Prato a strisce come nei campi da calcio: il taglio che cambia il giardino
Le strisce sul prato nascono dalla luce riflessa sull’erba piegata in direzioni opposte. Servono passate dritte, larghezza costante e un tagliaerba possibilmente dotato di rullo.

Quelle fasce chiare e scure che fanno sembrare il prato più ordinato non dipendono da varietà diverse di erba e nemmeno da un taglio eseguito ad altezze alternate.
Sono un effetto della luce. I fili piegati verso una direzione riflettono il sole in un modo, mentre quelli orientati al contrario appaiono più scuri. Lo stesso prato cambia aspetto senza interventi aggiuntivi, se non una certa precisione nel passare il tagliaerba.
È la tecnica che si nota nei campi da calcio e nei grandi giardini all’inglese, dove le linee sembrano quasi disegnate. A casa l’effetto può essere meno netto, ma non richiede necessariamente una macchina professionale. Un normale rasaerba può già lasciare una traccia visibile; il rullo posteriore, quando presente, piega meglio l’erba e rende il contrasto più evidente.
La prima striscia decide tutte le altre
La parte più delicata non è il taglio, ma riuscire a partire con una linea davvero dritta. Una siepe, il bordo del vialetto o la parete della casa possono diventare un riferimento utile. Si percorre la prima fascia senza correggere continuamente il manubrio, poi si torna indietro nella direzione opposta, affiancando la passata precedente.
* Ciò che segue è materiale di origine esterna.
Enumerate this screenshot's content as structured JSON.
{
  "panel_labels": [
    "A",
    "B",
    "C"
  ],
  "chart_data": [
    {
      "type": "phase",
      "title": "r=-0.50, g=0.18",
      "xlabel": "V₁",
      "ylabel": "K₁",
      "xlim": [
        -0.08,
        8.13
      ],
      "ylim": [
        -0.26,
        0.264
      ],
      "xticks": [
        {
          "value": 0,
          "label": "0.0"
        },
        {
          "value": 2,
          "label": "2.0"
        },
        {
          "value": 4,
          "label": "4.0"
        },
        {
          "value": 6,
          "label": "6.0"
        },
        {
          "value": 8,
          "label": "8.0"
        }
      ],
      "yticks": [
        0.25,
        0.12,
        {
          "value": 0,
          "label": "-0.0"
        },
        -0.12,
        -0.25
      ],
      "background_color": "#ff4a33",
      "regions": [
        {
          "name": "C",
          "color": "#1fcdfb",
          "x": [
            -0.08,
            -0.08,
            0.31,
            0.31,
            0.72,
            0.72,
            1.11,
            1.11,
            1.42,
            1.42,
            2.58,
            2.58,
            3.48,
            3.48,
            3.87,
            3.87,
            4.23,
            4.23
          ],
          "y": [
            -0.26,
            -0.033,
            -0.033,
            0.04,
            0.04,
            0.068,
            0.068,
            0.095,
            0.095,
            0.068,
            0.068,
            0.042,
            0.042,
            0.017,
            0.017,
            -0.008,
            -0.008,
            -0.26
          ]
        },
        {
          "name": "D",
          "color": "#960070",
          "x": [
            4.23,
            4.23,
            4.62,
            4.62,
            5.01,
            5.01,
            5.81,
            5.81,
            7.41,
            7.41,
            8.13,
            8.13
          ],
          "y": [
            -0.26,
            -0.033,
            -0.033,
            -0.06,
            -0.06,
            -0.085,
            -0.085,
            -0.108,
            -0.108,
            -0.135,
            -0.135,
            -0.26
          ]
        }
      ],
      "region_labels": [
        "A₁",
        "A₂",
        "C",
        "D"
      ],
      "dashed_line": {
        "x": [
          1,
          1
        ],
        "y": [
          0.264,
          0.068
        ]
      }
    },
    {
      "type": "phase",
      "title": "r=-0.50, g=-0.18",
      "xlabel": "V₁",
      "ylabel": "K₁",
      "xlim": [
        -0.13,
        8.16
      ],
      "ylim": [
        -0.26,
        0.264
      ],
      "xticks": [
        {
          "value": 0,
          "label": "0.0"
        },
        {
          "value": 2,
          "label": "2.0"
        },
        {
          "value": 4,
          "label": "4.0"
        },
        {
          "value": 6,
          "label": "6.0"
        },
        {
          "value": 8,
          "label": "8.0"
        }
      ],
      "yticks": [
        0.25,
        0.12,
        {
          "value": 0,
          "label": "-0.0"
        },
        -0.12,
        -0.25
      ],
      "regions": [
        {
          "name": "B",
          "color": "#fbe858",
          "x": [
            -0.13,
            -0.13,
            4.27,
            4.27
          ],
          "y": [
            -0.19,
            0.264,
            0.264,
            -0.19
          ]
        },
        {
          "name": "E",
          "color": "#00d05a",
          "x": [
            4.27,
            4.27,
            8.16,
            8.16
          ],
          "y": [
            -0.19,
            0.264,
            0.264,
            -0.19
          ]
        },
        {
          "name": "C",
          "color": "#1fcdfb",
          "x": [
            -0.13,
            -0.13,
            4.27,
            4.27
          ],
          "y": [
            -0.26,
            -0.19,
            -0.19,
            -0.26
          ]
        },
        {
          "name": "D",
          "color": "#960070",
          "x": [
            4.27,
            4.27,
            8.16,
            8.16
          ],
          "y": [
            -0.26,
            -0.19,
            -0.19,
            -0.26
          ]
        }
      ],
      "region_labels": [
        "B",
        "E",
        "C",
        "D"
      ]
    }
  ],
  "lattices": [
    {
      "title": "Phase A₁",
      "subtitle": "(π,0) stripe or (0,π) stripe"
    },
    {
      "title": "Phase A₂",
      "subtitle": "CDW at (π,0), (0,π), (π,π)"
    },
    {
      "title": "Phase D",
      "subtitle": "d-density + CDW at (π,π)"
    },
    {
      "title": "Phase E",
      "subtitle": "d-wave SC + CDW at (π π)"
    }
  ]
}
Ogni nuova striscia dovrebbe sovrapporsi appena a quella già tagliata. Un piccolo margine evita che restino sottili fili d’erba più alti tra una fascia e l’altra, quelli che da vicino sembrano insignificanti e da lontano trasformano la linea in una cerniera irregolare. Anche la velocità conta: accelerare nei tratti liberi e rallentare vicino agli ostacoli rende il disegno meno uniforme.
Il verso deve cambiare a ogni passaggio. Si va fino al bordo, si gira fuori dalla fascia appena completata e si ritorna paralleli. L’erba viene così piegata alternativamente avanti e indietro, creando la tipica alternanza chiaro-scuro. Il taglio vero e proprio è quasi secondario: il disegno nasce soprattutto dall’inclinazione lasciata sui fili.
Il prato deve avere abbastanza consistenza
Su un’erba molto corta e rada le strisce si vedono poco. I fili leggermente più lunghi si piegano meglio e riflettono più luce, mentre un prato fitto mantiene il disegno più pulito. Questo non significa lasciare crescere tutto senza controllo: tagliare poco e con regolarità aiuta a ottenere una superficie più compatta.

Anche la lama deve essere in buone condizioni. Una lama consumata strappa le punte, lasciando bordi irregolari che dopo qualche giorno possono apparire più chiari e secchi. Le strisce evidenziano anche i difetti del prato, comprese zone spelacchiate, avvallamenti e ruote che affondano sempre nello stesso punto. È forse il lato meno considerato di questa tecnica: ordina il prato, ma mette in risalto ogni imperfezione.
Un rullo posteriore o un accessorio per la rigatura aumenta l’effetto, soprattutto su superfici ampie. Senza rullo si può comunque provare, sfruttando il peso della macchina e procedendo con attenzione. Il risultato dipende anche dalla posizione da cui si osserva il prato e dall’ora del giorno: una fascia molto chiara al mattino può diventare meno evidente quando cambia la luce.
Ripetere sempre lo stesso disegno non conviene
Una volta trovata la direzione giusta viene spontaneo rifare ogni settimana le stesse linee. Eppure cambiare periodicamente orientamento evita di schiacciare sempre gli stessi fili e di creare solchi con le ruote. La volta successiva si può ruotare il disegno, procedendo in diagonale o dal lato opposto del giardino.
Chi vuole un effetto più elaborato può eseguire una seconda serie di passate perpendicolari alla prima, ottenendo una scacchiera. Il prato viene così percorso due volte e il lavoro aumenta. Su un piccolo giardino, due strisce dritte ben riuscite sono spesso più efficaci di un disegno complesso, soprattutto quando bisogna aggirare ostacoli come alberi o arredi.
Il bordo esterno può essere rifinito alla fine, con un giro completo che pulisce i segni lasciati durante le inversioni. È quel dettaglio quasi invisibile che distingue un prato semplicemente tagliato da uno curato con attenzione. Le righe dureranno finché l’erba manterrà la piega, poi il disegno svanirà gradualmente con la crescita e il passaggio delle persone.